I know a lot of people come to this weight-loss column in hopes of reading about my latest successes at the scale, or maybe they stop by looking for a bit of inspiration or insight.
Perhaps they just want to laugh at and/or with this loser (both of pounds and of mental faculties).
Heck, there might even be a few who come in anticipation of that glorious day when Mr. Losing It! finally reaches his goal weight.
Today, sorry to report, is not that day.
Truth be told, I am struggling.
Make that struggling with a capital UGG!
As in, I am str-UGG!-ling.
People in my triathlon club have sent out distress signals for me. My bike has been disassembled in my garage for weeks. My running shoes have been idle for nearly a month. My swimming suit has been as dry as the Sahara since I returned from Lake Powell almost two weeks ago.
Ice cream cartons — and the contents therein — and chocolate chip cookies have been not-so-mysteriously disappearing from my house at an alarming rate.
So many pounds are flocking back to my body, you'd think I was having a reunion for fat cells and friends.
The 190s and low-200s sent me a "Thanks for visiting, come again soon!" postcard.
I even went out of town a couple of weeks ago just to get out of writing this column. (OK, that's not really what happened, but it was a convenient excuse for taking a break.)
I'd tell you the top-secret classified info about how much weight I've gained since bragging about getting under the 200-pound mark last spring, but then I'd have to kill you.
And after that, I'd then have to eat everything in your fridge and pantry, too.
On second thought, I might do that anyway (not the killing part).
In reality, all of my gains — and by that I mean losses of pounds and fat, of course — for 2009 have been, for the lack of a better word, eaten up this year by my insatiable appetite.
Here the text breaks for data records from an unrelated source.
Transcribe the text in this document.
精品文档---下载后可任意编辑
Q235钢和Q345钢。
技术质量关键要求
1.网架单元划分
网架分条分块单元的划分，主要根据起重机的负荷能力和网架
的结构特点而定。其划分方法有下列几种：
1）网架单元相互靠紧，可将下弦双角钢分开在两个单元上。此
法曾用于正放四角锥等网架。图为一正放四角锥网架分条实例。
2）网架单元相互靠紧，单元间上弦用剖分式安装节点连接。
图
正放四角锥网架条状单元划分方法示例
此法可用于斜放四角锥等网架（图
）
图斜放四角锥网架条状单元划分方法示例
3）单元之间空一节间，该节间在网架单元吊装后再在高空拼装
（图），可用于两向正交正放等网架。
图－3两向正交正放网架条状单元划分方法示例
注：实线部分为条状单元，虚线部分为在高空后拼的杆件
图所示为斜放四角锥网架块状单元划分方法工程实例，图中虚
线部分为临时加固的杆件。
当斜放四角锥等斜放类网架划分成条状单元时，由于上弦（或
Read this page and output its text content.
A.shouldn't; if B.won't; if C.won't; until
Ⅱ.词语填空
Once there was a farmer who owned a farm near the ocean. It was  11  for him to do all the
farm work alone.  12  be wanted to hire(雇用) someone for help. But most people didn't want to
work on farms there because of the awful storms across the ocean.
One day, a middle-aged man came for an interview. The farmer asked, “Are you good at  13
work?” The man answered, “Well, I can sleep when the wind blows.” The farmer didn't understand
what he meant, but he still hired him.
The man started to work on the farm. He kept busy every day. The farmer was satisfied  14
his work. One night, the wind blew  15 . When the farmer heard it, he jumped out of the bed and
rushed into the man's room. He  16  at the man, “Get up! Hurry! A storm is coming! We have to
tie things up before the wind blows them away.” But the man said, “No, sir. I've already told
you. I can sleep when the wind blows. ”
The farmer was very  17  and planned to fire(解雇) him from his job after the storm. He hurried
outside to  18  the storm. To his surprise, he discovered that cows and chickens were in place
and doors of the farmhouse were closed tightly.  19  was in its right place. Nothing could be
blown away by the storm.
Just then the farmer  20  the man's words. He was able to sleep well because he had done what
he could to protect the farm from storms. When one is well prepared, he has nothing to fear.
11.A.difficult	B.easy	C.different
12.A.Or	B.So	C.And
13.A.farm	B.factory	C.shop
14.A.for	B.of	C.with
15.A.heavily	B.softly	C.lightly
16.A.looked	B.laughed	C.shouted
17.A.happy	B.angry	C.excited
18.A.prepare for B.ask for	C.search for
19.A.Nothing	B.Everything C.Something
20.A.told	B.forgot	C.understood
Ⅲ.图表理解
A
And it happened fast. Very fast — as in, Kirstie-Alley-I-feel-your-expedited-expansion-pain fast. Since hitting the lowest weight I've been at in 20 years in April, I've averaged about a five-pound weight gain per month. Most of that has plopped on my frame just the past few weeks.
I feel like I'm in a freefall off the dieting bandwagon, and I'm str-UGG!-ling to stooooooop myself.
The hard thing is that I know what's going on and how to bounce out of this, but I'm just not doing it. I know what I need to do in order to lose the pounds and get back to regaining my fitness and self-esteem again, but I continue to allow myself to fail and fatten up.
I clearly see what's happening, but I'm not stopping it from happening.
In other words, the lights are on, but nobody's home (and, yes, it's probably because I'm at some fast-food joint snarfing down tacos).
This kind of apathetic slump is how I mindlessly ate myself into a 371-pound body in the first place.
Good grief. Will I ever learn!?!
Those of you who've kindly stuck with this column over the years know well that this isn't the first time this has happened. Unfortunately, I often fall back into my habits of eating too much and doing too little.
It's why I almost always hesitate to answer the question of "So, how long did it take you to lose the weight?" Which time? That's what I wonder under my breath. Out loud, I'll often respond by saying it's most important how long it takes the weight to stay off. I need to remember that really is the key, too.
This time it's just hard to swallow (bad pun, admittedly) because tasting success and experiencing a thinner, healthier me really felt incredible.
I'm not going to make any promises or crazy goals to bounce out of this. I just hope that I reach within myself to find that motivation — even if I have to make myself be motivated, which is often the case — before too much damage is done.
At one point, I had lost 172 pounds overall. I'm still down about 150, so this is a good time to get back into the groove and to not let this surge too far out of control.
This is not intended to be a woe-is-me column or a downer, just a call to myself to snap out of it. As the saying goes, "If you always do what you always did, you'll always get what you always got." I'm not liking that so much right now.
So I need to slowly back away from the freezer with my hands up and get back to all the running, biking, swimming and healthy eating that produced results that are worth (and more fun) writing about than 20-some-odd pound weight gains.